Mulher a aplicar base de maquilhagem no rosto à frente de um espelho, com acessórios no móvel.

Base, corretor, pó: para muitas pessoas, isso faz parte de um começo de dia perfeito tanto quanto o café e a primeira vista de olhos ao telemóvel. No entanto, dermatologistas alertam cada vez mais para o facto de a maquilhagem diária poder desequilibrar a pele - com efeitos que, muitas vezes, só se tornam visíveis ao fim de meses.

Maquilhagem como armadura - e o que realmente acontece por baixo

A maquilhagem pode fazer maravilhas. Dá-nos um ar mais fresco, desperto e cuidado. Algumas pessoas sentem até que, sem o rosto maquilhado, estão quase “por vestir”. Mas por trás desta rotina está um órgão extremamente sensível: a pele.

A pele renova-se constantemente. Produz sebo, elimina células mortas e tenta manter a sua barreira protetora estável. É precisamente neste processo que a maquilhagem diária interfere - sobretudo quando são aplicadas várias camadas.

A pele não é uma folha em branco onde se pode colocar cor à vontade. Ela está a trabalhar 24 horas por dia em segundo plano.

Efeito oclusivo: quando a pele fica presa sob uma película

Muitas bases, em especial as de elevada cobertura ou fórmulas “long lasting”, criam uma espécie de película sobre a pele. Os especialistas chamam-lhe efeito oclusivo. Parece algo inofensivo, mas nem sempre o é.

  • O sebo tem mais dificuldade em escoar.
  • Os poros obstruem com maior rapidez.
  • Forma-se um ambiente quente e húmido - ideal para bactérias.

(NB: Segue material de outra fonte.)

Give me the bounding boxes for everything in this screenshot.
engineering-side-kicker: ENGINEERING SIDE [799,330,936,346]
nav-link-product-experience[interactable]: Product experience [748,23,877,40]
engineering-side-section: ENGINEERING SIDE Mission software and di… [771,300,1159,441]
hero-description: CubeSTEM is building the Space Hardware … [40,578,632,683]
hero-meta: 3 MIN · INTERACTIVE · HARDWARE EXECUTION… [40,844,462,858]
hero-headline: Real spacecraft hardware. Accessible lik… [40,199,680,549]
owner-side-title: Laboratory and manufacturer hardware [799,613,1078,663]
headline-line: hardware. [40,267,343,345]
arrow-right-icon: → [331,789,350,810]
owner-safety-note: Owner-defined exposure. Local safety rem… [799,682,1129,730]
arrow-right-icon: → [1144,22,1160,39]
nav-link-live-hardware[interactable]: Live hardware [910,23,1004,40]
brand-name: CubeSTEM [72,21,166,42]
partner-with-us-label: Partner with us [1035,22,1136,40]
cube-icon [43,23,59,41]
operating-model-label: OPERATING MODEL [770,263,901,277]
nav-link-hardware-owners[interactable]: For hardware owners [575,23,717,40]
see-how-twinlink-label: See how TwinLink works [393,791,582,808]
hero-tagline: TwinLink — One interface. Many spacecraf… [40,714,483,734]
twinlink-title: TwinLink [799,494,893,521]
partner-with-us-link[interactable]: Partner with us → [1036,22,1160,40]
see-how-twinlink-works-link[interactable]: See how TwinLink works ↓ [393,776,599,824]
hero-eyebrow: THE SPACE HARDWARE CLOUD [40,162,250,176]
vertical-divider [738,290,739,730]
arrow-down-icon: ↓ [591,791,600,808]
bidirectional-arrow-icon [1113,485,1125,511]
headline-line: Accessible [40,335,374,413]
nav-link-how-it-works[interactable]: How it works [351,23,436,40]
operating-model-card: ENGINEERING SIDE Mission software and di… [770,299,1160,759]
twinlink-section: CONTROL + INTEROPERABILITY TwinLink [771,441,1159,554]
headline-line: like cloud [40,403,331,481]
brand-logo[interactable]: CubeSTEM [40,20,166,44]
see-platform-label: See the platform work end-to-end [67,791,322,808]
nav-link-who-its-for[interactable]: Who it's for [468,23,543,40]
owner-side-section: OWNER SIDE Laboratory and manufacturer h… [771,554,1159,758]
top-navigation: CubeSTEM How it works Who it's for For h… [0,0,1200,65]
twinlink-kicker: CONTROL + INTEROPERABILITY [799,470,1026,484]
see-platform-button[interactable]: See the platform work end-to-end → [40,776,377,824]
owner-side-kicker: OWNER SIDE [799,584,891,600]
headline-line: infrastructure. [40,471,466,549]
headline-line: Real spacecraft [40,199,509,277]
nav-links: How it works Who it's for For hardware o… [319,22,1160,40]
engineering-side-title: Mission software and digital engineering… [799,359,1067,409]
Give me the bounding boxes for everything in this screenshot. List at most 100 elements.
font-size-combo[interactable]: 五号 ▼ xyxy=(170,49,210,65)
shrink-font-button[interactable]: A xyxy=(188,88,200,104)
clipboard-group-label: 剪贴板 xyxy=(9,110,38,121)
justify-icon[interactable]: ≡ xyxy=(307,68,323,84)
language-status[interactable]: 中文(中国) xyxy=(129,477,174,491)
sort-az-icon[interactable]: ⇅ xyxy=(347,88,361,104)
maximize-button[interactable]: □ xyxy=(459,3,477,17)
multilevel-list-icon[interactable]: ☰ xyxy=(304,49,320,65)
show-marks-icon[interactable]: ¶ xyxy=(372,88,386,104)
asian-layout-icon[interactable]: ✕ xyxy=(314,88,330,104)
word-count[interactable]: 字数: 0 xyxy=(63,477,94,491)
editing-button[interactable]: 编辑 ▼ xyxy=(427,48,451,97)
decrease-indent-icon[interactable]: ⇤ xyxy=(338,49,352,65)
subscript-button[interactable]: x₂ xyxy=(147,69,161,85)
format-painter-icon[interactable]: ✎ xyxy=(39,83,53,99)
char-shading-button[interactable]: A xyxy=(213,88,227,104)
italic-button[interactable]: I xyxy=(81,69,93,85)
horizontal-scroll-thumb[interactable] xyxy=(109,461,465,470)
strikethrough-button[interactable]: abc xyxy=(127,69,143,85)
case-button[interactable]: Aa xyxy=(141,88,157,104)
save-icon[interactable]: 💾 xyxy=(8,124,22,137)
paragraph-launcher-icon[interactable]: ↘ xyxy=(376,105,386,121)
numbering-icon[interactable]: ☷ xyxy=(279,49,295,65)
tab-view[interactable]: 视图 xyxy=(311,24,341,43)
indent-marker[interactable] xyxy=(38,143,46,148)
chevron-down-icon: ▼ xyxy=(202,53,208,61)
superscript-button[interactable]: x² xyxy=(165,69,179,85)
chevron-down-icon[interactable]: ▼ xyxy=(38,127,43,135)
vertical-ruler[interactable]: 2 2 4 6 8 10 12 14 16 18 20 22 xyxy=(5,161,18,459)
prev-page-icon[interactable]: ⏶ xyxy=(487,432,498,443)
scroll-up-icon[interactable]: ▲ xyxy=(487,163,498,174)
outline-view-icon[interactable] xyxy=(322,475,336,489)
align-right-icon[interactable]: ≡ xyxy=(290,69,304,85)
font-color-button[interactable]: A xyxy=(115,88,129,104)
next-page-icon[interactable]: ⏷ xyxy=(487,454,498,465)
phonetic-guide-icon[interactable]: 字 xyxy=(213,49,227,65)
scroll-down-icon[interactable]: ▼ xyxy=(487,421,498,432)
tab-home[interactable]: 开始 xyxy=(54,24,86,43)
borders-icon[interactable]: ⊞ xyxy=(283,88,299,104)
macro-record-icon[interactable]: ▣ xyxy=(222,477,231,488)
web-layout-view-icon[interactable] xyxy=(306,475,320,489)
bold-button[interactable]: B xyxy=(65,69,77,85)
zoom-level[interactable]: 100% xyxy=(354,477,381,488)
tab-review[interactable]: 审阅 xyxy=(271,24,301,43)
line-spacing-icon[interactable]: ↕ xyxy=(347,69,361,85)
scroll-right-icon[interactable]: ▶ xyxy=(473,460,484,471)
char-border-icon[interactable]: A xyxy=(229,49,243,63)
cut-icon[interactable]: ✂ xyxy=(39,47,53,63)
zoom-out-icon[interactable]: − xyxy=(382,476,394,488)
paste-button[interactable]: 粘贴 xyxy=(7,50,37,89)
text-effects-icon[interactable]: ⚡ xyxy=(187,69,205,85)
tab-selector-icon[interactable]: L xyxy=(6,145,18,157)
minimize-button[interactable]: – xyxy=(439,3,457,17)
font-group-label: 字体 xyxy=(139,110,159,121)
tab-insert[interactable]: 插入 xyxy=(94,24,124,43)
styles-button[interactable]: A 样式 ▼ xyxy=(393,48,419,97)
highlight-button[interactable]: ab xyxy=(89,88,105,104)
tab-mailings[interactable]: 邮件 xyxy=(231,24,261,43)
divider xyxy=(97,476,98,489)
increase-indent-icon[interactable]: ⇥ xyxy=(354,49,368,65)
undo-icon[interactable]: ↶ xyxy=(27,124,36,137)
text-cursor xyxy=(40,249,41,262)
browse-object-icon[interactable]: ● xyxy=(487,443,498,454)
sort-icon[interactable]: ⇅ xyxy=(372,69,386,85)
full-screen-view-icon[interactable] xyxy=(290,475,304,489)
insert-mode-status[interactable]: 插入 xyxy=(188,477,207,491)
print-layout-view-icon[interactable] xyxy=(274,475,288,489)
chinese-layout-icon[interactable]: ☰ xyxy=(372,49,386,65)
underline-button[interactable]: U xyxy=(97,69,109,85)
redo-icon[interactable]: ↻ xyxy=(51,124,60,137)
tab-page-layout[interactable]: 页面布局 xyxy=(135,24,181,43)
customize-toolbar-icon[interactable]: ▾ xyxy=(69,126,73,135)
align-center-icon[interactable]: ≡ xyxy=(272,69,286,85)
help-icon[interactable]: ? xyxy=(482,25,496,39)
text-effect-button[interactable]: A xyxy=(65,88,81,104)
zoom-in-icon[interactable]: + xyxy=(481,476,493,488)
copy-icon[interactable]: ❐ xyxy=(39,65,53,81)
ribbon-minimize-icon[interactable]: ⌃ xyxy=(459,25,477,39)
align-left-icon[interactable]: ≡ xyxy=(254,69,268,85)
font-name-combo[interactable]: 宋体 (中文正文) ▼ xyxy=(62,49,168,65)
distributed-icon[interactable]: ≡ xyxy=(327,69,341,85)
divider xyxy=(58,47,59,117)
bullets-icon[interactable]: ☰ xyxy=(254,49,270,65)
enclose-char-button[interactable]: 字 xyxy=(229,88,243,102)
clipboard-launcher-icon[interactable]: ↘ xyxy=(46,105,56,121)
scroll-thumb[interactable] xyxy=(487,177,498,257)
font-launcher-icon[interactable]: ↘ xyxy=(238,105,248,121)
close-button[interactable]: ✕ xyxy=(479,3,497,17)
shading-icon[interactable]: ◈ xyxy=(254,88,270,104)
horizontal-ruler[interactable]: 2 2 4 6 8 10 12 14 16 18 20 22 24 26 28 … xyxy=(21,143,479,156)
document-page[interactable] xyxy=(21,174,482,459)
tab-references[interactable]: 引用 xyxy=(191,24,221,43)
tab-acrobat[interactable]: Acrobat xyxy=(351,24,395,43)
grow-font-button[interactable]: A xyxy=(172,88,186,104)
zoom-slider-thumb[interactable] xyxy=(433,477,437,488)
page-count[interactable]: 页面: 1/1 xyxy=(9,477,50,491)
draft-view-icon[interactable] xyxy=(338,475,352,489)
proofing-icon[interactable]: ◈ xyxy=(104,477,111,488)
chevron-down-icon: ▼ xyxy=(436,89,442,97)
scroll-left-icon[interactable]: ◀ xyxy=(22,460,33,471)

O resultado pode ser o aparecimento de imperfeições, pontos negros e borbulhas inflamatórias - mesmo em pessoas que antes quase não tinham problemas. De repente, a pele parece mais instável, manchada e reativa. Muitas vezes, a resposta é usar ainda mais maquilhagem para esconder isso mesmo. E o ciclo começa.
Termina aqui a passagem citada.